Techno-Economic Feasibility and Spatial Analysis of Thermochemical Conversion Pathways for Regional Poultry Waste Valorization
Raaj R. Bora, Yanqiu Tao, Johannes Lehmann, Jefferson W. Tester, Ruth E. Richardson, Fengqi You
Abstract
This study examines prominent thermochemical conversion technologies, such as slow pyrolysis, fast pyrolysis, gasification, and hydrothermal liquefaction, for treating poultry litter in New York State (NYS). Nine cases involving combinations of the four technologies and different downstream processing options such as bio-oil upgrading and Fischer–Tropsch conversion are chosen based on the product distribution. High-fidelity process simulations are performed to derive the mass and energy balance. Economic performance for the nine cases varied widely with largely overlapping net present values, ranging from $10MM to $170MM (slow pyrolysis), $89MM to $314.5MM (fast pyrolysis), $28MM to $196MM (hydrothermal liquefaction), and $25MM to $234MM (gasification).

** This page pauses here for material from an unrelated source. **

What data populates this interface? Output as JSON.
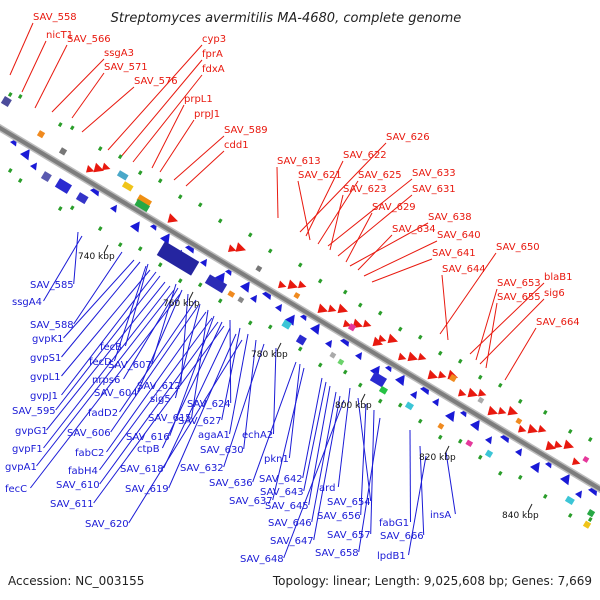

Both pyrolysis technologies had 18% to 56% lower greenhouse gas (GHG) emissions than the other technologies. GHG balances showed trade-offs with economic performance. Sensitivity analysis identified carbon credits, products' market price, and plant capacity as the most influential factors. Building one centralized biorefinery in NYS especially for fast pyrolysis was more economically feasible than building multiple smaller biorefineries (biochar breakeven price of −$128 to −$91/ton vs $74 to $93/ton). The trend for slow pyrolysis was similar but with comparatively little difference (biochar breakeven price of $59 to $96/ton for one biorefinery vs $76 to $91/ton for multiple biorefineries).